Numéro d'arrêt : 83583
Numéro NOR : CETATEXT000007766107 ?
Identifiant URN:LEX : urn:lex;fr;conseil.etat;arret;1989-03-31;83583 ?

Analyses :

RJ1 MARCHES ET CONTRATS ADMINISTRATIFS - RAPPORTS ENTRE L'ARCHITECTE - L'ENTREPRENEUR ET LE MAITRE DE L'OUVRAGE - RESPONSABILITE DES CONSTRUCTEURS A L'EGARD DU MAITRE DE L'OUVRAGE - RESPONSABILITE CONTRACTUELLE - CHAMP D'APPLICATION - Fin de la responsabilité contractuelle - Effet de la réception - Impossibilité d'invoquer la responsabilité contractuelle après réception définitive des travaux - Moyen d'ordre public à soulever d'office (1).
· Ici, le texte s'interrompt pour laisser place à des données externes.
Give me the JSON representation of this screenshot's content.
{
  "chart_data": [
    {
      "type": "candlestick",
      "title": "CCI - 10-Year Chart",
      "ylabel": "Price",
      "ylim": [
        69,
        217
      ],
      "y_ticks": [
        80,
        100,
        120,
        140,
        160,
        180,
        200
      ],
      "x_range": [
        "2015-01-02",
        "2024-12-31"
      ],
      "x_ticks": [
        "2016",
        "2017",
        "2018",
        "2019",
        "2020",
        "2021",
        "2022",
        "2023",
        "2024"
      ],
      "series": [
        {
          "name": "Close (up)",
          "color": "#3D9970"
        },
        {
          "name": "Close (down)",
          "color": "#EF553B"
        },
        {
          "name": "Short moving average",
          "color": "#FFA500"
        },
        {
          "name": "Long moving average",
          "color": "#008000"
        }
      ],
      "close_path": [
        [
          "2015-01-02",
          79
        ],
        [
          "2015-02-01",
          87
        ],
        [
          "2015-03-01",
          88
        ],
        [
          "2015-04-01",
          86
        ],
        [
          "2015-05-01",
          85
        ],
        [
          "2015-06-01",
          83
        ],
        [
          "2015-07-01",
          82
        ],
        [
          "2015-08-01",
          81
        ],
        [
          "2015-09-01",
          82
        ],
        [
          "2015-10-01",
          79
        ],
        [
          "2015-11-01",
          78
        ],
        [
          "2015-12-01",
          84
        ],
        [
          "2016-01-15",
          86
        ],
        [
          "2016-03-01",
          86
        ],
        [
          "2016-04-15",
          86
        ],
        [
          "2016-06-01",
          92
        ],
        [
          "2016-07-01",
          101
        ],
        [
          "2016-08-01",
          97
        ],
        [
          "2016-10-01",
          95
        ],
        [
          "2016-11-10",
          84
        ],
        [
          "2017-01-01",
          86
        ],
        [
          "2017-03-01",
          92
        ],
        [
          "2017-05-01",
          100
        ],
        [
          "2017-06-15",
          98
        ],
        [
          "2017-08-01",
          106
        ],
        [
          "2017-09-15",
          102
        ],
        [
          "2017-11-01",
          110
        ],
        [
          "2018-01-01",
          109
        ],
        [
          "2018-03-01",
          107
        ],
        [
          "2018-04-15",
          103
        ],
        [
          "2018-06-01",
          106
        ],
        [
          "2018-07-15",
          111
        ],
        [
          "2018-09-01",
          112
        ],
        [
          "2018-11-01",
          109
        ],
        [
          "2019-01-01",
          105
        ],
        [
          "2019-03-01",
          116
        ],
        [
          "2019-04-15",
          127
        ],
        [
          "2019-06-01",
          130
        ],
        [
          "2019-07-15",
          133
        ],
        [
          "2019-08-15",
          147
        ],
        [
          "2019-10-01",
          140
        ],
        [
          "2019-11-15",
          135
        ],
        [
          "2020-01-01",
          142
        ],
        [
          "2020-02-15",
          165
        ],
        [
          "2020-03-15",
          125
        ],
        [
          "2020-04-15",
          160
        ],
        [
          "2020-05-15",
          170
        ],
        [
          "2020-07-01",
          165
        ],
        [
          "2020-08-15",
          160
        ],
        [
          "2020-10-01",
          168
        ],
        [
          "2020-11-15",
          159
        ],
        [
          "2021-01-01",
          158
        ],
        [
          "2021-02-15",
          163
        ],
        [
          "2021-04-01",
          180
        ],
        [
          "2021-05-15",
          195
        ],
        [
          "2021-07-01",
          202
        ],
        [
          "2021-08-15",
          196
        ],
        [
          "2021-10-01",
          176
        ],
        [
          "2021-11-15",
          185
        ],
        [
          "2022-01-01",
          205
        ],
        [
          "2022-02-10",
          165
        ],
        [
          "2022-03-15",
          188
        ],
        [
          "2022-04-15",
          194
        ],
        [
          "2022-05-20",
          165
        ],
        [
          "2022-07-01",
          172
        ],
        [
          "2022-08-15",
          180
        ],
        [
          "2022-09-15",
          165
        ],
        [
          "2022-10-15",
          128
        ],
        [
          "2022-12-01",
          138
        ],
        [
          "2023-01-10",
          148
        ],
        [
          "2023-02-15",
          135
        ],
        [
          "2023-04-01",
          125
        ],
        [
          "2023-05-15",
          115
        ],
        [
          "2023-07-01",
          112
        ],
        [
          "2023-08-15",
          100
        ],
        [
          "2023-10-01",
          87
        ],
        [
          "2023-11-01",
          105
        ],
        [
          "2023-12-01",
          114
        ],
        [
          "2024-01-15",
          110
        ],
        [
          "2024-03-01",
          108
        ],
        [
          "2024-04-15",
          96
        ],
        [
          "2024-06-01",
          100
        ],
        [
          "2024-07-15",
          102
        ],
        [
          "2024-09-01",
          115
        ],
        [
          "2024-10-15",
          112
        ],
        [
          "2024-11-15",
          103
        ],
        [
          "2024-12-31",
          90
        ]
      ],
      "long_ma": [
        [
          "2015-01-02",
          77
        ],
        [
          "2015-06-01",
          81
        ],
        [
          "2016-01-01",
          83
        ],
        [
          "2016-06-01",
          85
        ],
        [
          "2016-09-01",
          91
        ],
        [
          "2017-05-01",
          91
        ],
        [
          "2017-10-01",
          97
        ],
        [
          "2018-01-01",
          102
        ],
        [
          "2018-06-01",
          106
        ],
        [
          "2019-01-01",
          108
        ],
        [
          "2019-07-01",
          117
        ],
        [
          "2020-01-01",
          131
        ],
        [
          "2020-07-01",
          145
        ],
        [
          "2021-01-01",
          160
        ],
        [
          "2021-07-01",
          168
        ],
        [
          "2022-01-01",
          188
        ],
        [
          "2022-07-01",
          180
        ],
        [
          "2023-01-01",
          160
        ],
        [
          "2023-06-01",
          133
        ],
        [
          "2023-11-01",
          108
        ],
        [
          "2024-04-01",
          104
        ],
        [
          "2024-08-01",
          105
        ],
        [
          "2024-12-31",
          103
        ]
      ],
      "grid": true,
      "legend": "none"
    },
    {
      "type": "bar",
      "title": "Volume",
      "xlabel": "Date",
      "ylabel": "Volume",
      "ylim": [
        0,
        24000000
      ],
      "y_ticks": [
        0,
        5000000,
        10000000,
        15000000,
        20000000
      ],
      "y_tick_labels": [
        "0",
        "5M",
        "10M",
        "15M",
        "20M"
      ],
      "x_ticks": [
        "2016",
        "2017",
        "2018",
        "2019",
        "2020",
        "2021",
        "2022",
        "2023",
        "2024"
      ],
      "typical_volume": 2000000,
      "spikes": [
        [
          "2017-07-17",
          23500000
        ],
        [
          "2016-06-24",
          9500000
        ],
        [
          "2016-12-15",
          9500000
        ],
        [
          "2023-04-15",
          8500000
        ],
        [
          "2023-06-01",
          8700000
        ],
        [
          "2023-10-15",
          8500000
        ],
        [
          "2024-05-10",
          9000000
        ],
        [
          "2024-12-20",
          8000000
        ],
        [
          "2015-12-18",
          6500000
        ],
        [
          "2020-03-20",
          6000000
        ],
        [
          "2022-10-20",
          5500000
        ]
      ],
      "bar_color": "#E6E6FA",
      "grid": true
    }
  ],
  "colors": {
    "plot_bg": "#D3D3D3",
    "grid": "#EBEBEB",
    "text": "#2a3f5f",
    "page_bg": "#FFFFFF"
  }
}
39-06-01-02-005, 39-08-03-01-01, 54-07-01-04-01-02-01 Il appartenait aux premiers juges de soulever d'office le moyen, qui est d'ordre public, selon lequel la garantie contractuelle ne peut être invoquée après la réception définitive des travaux.

RJ1 MARCHES ET CONTRATS ADMINISTRATIFS - REGLES DE PROCEDURE CONTENTIEUSE SPECIALES - POUVOIRS ET OBLIGATIONS DU JUGE - POUVOIR DU JUGE - MOYENS D'ORDRE PUBLIC - Existence - Impossibilité d'invoquer la responsabilité contractuelle après réception définitive des travaux (1).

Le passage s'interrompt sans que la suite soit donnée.